An accurate and affordable test for the rapid diagnosis of sickle cell disease could revolutionize the outlook for affected children born in resource-limited settings

The sickle mutation has risen to high allele frequencies in many parts of Africa, India and the Middle East because carriers (with HbAS) are strongly protected against death from Plasmodium falciparum malaria [4, 5]. As a consequence, more than 90 % of global SCD births – at least 280,000 births each year [6] – occur in resource-limited regions of the world. Nevertheless, in comparison to the minority of affected subjects who are born in resource-rich regions, the outlook for these children is stark. Since the introduction of newborn screening throughout much of Europe and North America, the majority of children born with SCD in these regions are diagnosed early, placed on life-long care, and can expect to live to middle-age and beyond [7]. By contrast, however, poor diagnostic facilities coupled with the low priority afforded to SCD in the health plans of many countries in sub-Saharan Africa (SSA) mean that the majority of children born with the condition on the continent go undiagnosed and die from preventable complications before their fifth birthday [8]. As a consequence, SCD is responsible for an increasing proportion of overall childhood mortality in SSA, reaching 6 % or more in a number of countries within the region [9, 10].

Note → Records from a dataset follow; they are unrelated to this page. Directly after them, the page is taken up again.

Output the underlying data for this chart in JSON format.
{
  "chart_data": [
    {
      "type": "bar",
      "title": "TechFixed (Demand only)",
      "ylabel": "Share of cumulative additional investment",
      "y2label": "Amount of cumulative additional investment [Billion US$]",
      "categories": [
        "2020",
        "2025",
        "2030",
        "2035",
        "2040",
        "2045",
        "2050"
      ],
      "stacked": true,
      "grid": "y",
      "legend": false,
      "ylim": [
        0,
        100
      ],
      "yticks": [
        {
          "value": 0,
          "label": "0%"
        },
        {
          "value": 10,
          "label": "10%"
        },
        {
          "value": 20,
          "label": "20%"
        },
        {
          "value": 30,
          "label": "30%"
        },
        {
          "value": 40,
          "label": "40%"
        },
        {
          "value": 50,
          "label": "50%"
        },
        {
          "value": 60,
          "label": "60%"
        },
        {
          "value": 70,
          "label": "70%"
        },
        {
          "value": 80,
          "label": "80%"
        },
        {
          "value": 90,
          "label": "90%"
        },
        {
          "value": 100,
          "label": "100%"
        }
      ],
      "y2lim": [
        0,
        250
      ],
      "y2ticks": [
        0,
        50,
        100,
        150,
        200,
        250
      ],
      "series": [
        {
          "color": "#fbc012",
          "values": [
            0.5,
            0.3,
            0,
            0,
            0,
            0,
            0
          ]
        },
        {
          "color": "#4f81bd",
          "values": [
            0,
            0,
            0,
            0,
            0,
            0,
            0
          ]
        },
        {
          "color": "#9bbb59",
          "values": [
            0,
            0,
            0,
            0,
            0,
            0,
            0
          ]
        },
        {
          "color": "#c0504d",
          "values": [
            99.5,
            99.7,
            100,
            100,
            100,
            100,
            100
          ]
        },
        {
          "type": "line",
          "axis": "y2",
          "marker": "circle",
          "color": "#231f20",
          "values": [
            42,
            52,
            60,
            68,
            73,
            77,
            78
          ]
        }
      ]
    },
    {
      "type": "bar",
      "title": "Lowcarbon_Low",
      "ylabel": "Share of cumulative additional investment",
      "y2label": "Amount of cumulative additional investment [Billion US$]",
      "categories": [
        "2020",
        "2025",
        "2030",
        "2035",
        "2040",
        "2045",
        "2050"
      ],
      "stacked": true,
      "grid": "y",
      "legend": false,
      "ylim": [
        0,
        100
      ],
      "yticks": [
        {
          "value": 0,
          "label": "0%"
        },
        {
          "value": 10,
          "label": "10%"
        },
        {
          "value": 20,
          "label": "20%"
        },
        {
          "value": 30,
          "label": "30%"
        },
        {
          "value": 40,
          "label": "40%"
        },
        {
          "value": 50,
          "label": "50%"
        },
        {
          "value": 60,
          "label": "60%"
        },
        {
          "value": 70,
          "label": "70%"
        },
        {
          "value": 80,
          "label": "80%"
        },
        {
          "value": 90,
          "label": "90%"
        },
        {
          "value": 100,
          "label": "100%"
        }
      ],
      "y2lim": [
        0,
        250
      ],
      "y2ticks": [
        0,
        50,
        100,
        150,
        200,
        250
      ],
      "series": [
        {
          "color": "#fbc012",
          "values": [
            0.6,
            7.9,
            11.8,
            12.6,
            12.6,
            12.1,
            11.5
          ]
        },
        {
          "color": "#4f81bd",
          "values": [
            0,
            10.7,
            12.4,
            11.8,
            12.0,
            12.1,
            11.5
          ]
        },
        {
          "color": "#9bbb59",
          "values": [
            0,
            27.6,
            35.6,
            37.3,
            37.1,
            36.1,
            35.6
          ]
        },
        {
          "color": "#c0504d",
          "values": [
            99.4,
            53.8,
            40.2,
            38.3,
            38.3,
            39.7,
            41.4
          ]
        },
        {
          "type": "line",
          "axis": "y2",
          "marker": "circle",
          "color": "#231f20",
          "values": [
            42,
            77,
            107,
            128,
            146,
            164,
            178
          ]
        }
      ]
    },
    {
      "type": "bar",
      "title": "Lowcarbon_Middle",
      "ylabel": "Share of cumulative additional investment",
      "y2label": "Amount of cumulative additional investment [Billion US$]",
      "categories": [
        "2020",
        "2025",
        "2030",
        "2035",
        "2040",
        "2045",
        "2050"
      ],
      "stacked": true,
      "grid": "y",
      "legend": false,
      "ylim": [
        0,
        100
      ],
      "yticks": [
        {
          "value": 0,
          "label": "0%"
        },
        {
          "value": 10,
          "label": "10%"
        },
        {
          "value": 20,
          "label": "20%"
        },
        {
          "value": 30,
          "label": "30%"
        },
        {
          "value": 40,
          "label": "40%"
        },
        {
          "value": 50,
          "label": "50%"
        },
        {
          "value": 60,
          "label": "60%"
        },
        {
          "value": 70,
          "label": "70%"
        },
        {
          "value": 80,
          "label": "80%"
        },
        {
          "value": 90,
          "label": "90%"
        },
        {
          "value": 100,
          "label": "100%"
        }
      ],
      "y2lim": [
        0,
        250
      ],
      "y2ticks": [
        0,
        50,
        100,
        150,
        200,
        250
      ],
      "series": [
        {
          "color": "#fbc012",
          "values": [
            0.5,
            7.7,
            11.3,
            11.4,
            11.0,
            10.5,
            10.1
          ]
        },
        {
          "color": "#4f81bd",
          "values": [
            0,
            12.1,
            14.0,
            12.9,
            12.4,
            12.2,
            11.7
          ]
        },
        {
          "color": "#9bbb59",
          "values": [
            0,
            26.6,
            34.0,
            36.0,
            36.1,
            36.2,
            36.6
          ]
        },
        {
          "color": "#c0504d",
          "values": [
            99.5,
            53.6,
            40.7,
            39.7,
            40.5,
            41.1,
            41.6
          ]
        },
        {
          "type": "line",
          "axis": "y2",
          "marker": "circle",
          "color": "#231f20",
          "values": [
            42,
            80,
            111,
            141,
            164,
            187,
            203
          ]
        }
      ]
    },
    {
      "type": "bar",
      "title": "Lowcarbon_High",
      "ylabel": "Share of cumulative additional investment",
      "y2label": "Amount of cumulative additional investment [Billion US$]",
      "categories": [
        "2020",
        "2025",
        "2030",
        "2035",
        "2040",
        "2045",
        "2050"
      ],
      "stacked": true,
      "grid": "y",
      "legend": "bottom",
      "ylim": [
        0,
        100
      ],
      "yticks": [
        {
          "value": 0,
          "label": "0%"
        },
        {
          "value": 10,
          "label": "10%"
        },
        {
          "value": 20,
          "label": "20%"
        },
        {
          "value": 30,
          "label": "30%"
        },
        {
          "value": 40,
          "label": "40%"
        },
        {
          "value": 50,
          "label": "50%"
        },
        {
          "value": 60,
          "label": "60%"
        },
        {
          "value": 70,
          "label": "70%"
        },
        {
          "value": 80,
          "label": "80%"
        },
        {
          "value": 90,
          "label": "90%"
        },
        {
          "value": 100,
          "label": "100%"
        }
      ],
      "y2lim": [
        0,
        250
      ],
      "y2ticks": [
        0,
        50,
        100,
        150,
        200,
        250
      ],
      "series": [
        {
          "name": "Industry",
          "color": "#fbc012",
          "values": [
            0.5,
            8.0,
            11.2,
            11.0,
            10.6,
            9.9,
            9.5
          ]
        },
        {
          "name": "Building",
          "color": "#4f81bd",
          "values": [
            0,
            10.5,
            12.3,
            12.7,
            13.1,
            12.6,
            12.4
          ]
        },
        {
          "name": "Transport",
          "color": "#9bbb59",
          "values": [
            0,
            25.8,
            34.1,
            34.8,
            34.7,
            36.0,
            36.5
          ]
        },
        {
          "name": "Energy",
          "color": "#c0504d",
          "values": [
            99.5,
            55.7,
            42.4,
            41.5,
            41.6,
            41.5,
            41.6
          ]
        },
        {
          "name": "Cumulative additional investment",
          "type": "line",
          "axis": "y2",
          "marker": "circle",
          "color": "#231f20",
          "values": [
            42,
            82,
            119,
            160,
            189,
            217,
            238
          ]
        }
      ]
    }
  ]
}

In research published in BMC Medicine, Kanter and colleagues show that a new point of care diagnostic device, called Sickle SCAN™, can be used to accurately diagnose the most common forms of SCD (HbSS and HbSC) from a capillary sample of blood, in less than 5 minutes [16]. This seemingly easy-to-use test employs a sandwich format chromatographic immunoassay approach for the qualitative measurement of HbA, HbS and HbC, together with α-globin as a positive control. The test has a similar look and feel to devices that are used for the rapid diagnosis of other conditions, including HIV and malaria, with which most practitioners in resource-limited settings will be familiar. Sickle SCAN™ has a number of potential advantages over traditional laboratory methods. Perhaps most importantly, being so rapid the method could contribute to the immediate management of patients in whom clinicians suspect a diagnosis of SCD, allowing for the real-time communication of results and appropriate referral to specialist services. Moreover, the test requires no electricity and should avoid the cost and added complexity of sample transport and the feedback of results.

The greatest gains will be delivered if Sickle SCAN™ makes feasible the widespread testing of children as early in life as possible – preferably at birth (if delivered at a health facility) or at first contact with a health professional. However, the high and variable concentration during early life of red cell fetal haemoglobin (HbF) means that it cannot be assumed that Sickle SCAN™ will be equally accurate during this period without further studies. Such studies are currently under way, the results of which are anticipated with considerable interest. Similarly, before its wide endorsement, the accuracy of Sickle SCAN™ needs confirming in larger studies conducted in multiple communities under real-world conditions. Finally, a critical issue regarding the likely utility of Sickle SCAN™ will be cost. While this will obviously be determined through negotiation between the manufacturers and their various target groups, it goes without saying that the more cheaply that Sickle SCAN™ can be made available, the greater its potential impact.